In the morning, a bulging pair of black eyes shot me a terrified glance through the trap’s clear top and then a furry flash disappeared into a corner of the box.
Jack and I jogged with the trap to a lake a mile away as the sun came up, and I plopped the mouse onto the ground under an evergreen beside the water. It wasn’t much of a substitute for a heated home, but there looked to be enough leaf litter and soft soil to keep the cold at bay, and a trash can nearby looked like a fine mouse pantry.
But I’ll be honest: I’m not real hopeful for the little guy.
Lovely as the lake is during the day, when ducks glide past geese, and squirrels dart up and down the surrounding trees, it’s dangerous for grocery species come nightfall. A pair of great horned owls patrol until dawn, and I sometimes see a kestrel take over from them as soon as the rising sun overwhelms the stars.
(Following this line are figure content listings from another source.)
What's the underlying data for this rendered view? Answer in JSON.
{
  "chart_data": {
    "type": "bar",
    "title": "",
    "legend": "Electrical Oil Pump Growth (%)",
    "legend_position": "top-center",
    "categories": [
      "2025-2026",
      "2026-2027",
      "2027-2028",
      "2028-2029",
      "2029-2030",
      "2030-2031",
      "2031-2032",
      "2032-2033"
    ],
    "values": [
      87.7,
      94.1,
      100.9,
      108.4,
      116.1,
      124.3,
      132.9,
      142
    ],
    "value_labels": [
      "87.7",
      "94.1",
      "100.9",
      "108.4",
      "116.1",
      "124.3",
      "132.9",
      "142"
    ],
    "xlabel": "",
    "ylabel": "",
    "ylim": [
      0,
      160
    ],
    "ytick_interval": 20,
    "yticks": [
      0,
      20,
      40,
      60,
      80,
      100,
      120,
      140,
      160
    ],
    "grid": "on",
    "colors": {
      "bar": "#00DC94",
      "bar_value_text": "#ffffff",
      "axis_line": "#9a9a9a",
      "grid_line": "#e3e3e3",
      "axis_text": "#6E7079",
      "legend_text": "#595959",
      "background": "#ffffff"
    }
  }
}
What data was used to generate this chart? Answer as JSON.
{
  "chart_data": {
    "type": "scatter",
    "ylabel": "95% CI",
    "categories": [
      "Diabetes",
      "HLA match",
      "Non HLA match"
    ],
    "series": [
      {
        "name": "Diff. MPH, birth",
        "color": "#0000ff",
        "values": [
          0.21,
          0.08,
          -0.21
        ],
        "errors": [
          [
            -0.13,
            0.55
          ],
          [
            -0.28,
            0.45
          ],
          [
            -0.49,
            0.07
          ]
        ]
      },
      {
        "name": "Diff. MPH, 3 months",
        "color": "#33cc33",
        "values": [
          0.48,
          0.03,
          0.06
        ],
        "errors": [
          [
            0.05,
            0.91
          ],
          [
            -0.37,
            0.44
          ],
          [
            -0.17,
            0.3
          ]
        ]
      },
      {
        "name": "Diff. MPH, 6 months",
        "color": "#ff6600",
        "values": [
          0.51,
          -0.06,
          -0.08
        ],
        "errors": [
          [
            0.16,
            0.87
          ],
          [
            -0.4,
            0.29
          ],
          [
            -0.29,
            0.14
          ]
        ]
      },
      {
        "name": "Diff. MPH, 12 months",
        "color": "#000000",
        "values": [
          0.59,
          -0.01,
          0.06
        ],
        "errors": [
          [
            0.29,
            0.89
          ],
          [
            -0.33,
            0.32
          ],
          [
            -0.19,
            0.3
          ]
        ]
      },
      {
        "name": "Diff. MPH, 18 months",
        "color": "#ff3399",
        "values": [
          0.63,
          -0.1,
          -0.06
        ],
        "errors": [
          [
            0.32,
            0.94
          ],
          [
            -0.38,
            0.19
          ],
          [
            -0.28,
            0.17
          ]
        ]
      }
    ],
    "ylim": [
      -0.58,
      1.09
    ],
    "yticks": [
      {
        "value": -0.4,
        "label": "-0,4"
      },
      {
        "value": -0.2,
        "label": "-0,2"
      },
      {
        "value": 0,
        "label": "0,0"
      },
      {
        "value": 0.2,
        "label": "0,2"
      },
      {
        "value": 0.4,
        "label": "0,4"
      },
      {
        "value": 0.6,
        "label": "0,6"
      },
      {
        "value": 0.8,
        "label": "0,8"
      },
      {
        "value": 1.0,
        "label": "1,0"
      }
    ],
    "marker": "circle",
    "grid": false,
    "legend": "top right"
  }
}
Jack and I passed under the owls just before sunrise one morning this week. One of them repeated a five-hoot salute as we crossed a field and its mate eyed us silently from the top of a bare tree. In moments, they both flew off toward the lake.
The thought dawned that I’m the critter that scampers uninvited through their home, and they seemed to be letting me know that I didn’t pass unnoticed. But at least I didn’t always come as empty-handed as the mouse in my house did.
I hope they found the morsel I left them under the evergreen.